Ghost blog uses a magic link to authenticate members who wants to login. It's an easy 5 step process where in essence:
- magic link is requested from the website
- opening the magic link requests a session
- session is created using the magic token
- server redirects to main site with set-cookie headers
- session cookie is stored in the browser
Let's figure out how this works under the hood
Concept 1: Magic links
When you try and login with your email via the popup (Ghost portal) it sends a server request POST "/members/api/send-magic-link/"
with your email as a payload, the server then generates a temporary short lived JWT token and sends it to your email as a "magic link".
Following files and methods are used to generate a magic link:
[library/members-api] [router] → sendMagicLink
[library/members-api] → sendEmailWithMagicLink
[library/magic-link] → sendMagicLink
[library/magic-link/JWTTokenProvider] → create
[server/services/members/config] → getSigninUrl
The magic link created here by default is {main-url}/members/{token}
which when opened in a browser triggers a GET request to /members/{token}
endpoint. This endpoint is responsible for authenticating a member and generating a session cookie.
Concept 2: Session cookie
Next, a session cookie is generated and set in the requesting browser.
To figure out how this is done, let's see which methods and related files are used to perform this feat in the Ghost server code.
The first method that triggers after the /members/{token}
hits is called createSessionFromMagicLink
which in turn triggers exchangeTokenForSession
which is the method responsible for creating session cookie which is abstracted in /library/memberSSR
repo.
Following methods are used:
[server/services/members/middleware] → createSessionFromMagicLink
[library/membersSSR] → exchangeTokenForSession
exchangeTokenForSession
find or creates a member using the email stored in the token itself. If no member for this email is found users.create({name, email, labels})
is used to create a new user where users
is a members repository helper method which deals with the SQL database.
The following methods are used in sequence:[library/membersSSR] → _getMemberDataFromToken
[library/membersApi] → getMemberDataFromMagicLinkToken
[library/magicLink] → getDataFromToken → [JWTProvider] → validate
[library/membersApi] → getMemberIdentityData
[library/membersApi] → [services] → [membersBread] → read via email
[library/membersApi] → [membersRepo] → get → findOne via email
After figuring out which member it is, it then sets a session cookie in the response header via a set-cookie header field, using:[membersSSR] → _setSessionCookie
If everything goes accordingly, createSessionFromMagicLink
then redirects the browser to set the cookies in the browser.
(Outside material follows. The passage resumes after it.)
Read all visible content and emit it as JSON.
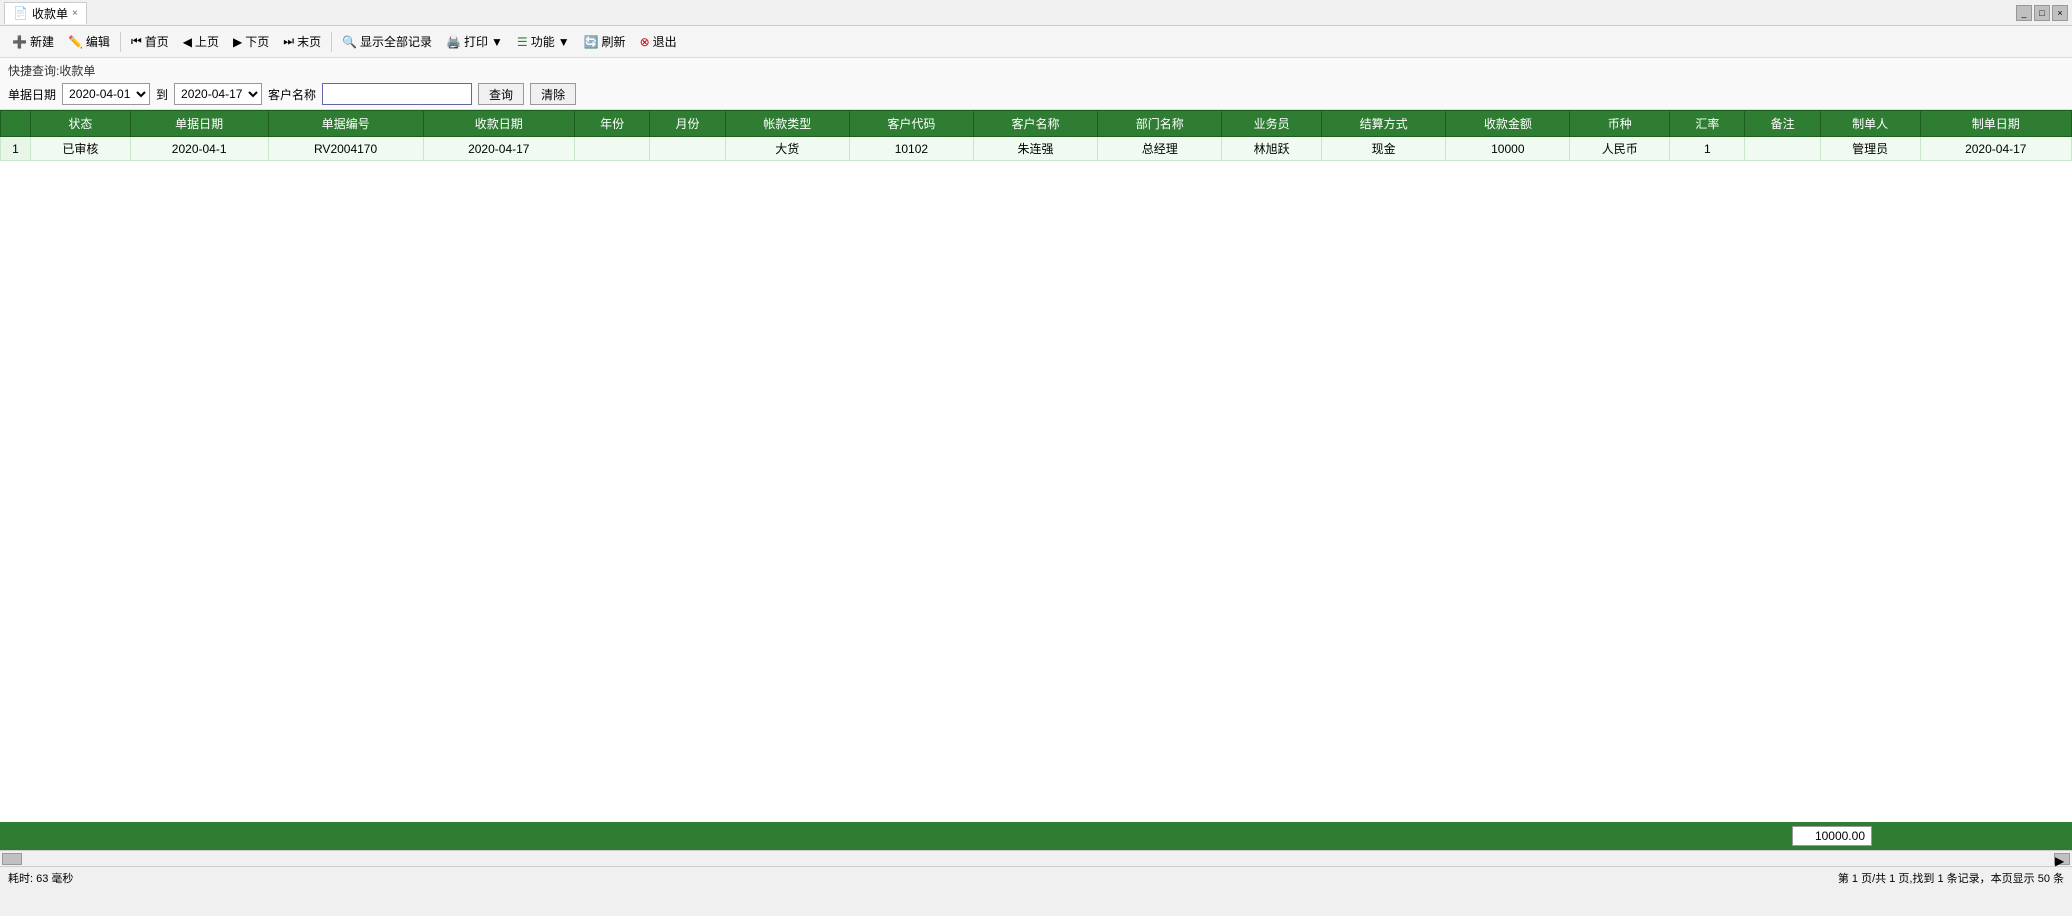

Alas, you've granted thy authentication.
Every subsequent request to the server then use the session cookie to extract the member info using the membersSSR helper methods.
Concept 3 Identity tokens
The last thing to note before moving on is the identity token service that Ghost server API provides out of the box. This identity token service uses the session cookie and converts it into a JWT token.
[server/services/members/middleware] → getIdentityToken
[library/membersSSR] → getIdentityTokenForMemberFromSession
However, not sure why, but the Ghost server doesn't have an on demand session verification endpoint. Which can come handy if you want to identify a user session on let's say your personal backend service for your SaaS application.